Garden Reach: A statue of a couple carrying a sack of belongings each stands on the bank of the Hooghly, a stark monument to the indentured labourers crammed into a ship that had set sail from there in 1873 to reach the former Dutch colony of Suriname.
Called the Mai Baap statue, it is a replica of the original monument of the same name in Parimaribo, the capital of Suriname on the east Atlantic coast.
Minister of state for external affairs M.J. Akbar on Saturday unveiled a Dutch plaque on the base of the Mai Baap statue in Suriname Ghat during an event coinciding with the tiny nation's Independence Day. The memorial previously had plaques in English, Hindi, Bengali and Suriname.
"The word 'indentured labour' hides the inherent exploitation of these poor workers. They were taken as replacement slaves and not employees. They were cheated... thaga diya. They had been told that they could come back after five years. But that was not to be," Akbar said, harking back to February 26, 1873.
That was the day a ship named Lalla Rookh set sail from the jetty of the Calcutta port, carrying 400 labourers, most of them from Bihar and Uttar Pradesh. They were being taken to Suriname to work in the sugar plantations there.
The ship reached its destination on June 5, a day that is since observed in Suriname as "Indian Arrival Day".
Sixty-four more ships would sail to the South African, African, Caribbean colonies after that historic first trip, carrying millions of indentured labourers.

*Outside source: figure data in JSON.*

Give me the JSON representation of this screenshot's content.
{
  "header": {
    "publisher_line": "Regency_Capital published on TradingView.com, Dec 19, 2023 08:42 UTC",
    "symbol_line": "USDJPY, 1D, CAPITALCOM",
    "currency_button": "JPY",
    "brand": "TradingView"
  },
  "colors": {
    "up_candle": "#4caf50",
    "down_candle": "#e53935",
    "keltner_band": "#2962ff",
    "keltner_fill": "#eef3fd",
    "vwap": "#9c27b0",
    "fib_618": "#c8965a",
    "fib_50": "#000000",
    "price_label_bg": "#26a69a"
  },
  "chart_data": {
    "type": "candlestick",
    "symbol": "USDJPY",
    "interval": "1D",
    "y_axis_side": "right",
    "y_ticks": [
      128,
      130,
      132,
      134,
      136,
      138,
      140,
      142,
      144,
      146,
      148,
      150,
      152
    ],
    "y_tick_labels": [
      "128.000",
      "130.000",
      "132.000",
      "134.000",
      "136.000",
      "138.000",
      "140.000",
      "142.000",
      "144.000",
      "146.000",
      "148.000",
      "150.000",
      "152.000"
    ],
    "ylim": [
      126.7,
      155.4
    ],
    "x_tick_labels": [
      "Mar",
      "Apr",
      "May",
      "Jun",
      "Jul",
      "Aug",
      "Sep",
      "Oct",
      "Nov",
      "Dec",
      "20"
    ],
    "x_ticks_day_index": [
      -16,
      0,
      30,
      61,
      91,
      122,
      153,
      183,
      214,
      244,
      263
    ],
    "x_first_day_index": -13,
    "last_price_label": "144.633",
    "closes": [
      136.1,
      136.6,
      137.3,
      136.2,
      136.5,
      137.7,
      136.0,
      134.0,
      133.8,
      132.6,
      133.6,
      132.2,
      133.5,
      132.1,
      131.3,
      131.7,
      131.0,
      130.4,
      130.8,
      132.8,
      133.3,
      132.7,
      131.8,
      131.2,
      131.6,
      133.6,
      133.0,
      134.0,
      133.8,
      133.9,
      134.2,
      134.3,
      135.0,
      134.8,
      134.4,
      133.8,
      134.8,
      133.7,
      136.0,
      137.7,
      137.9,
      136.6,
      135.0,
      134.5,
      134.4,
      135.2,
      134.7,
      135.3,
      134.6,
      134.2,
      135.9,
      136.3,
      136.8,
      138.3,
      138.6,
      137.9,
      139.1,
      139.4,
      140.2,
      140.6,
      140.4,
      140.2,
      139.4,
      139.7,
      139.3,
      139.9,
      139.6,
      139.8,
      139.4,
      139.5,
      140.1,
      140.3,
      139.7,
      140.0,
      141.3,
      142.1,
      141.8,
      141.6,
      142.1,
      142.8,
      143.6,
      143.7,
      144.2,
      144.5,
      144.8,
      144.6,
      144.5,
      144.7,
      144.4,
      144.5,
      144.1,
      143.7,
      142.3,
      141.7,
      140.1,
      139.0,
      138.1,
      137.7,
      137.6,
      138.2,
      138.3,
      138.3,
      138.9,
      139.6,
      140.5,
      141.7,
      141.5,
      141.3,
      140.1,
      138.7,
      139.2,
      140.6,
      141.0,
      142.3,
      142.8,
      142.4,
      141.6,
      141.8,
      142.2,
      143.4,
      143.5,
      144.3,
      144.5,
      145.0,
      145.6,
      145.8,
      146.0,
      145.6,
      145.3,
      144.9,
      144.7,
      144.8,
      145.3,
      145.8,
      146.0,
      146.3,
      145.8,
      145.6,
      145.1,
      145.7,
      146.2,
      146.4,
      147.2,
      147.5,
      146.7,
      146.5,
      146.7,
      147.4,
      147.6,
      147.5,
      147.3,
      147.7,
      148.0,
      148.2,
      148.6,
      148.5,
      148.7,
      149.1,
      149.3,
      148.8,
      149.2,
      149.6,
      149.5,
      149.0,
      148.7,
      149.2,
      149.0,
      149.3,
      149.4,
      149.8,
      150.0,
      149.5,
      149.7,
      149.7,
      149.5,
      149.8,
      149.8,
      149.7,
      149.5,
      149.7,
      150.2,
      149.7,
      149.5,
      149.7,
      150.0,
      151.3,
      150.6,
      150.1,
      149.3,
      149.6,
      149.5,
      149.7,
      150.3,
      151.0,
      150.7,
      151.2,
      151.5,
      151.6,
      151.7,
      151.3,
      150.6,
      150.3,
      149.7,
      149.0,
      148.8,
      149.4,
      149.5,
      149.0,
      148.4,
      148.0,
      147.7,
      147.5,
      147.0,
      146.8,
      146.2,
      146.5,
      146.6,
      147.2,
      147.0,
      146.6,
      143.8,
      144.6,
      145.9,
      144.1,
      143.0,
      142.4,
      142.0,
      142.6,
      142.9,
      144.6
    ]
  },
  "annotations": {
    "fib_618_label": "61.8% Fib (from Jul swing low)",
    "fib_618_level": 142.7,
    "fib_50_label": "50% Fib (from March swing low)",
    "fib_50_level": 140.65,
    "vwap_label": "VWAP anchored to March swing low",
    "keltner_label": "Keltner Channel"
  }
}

The gathering at Suriname Ghat on Saturday included the Surinamese ambassador Aashna Kanhai, herself a descendant of indentured labourers. She said the labourers had left Indian shores with just two pairs of clothes and a copy each of the Hanuman Chalisa and the Bhagwad Gita.
Kanhai said India's relationship with the former Dutch colony had since undergone a sea change.
The focus has shifted from exploitation to reconnecting with the huge Indian diaspora and "strengthening the bond" through various programmes.
Dutch ambassador Alphonsus Stoelinga recalled that slavery being abolished in 1816 was the trigger for the influx of indentured labourers to the colonies.
"This created a huge demand for cheap labour in the plantations. In 1871, the Dutch bought recruitment from British India," he said.
On Lalla Rookh, Stoelinga said the name of the ship came from the eponymous poem by Thomas Moore that speaks of the love of the tulip-cheeked princess of Aurangzeb.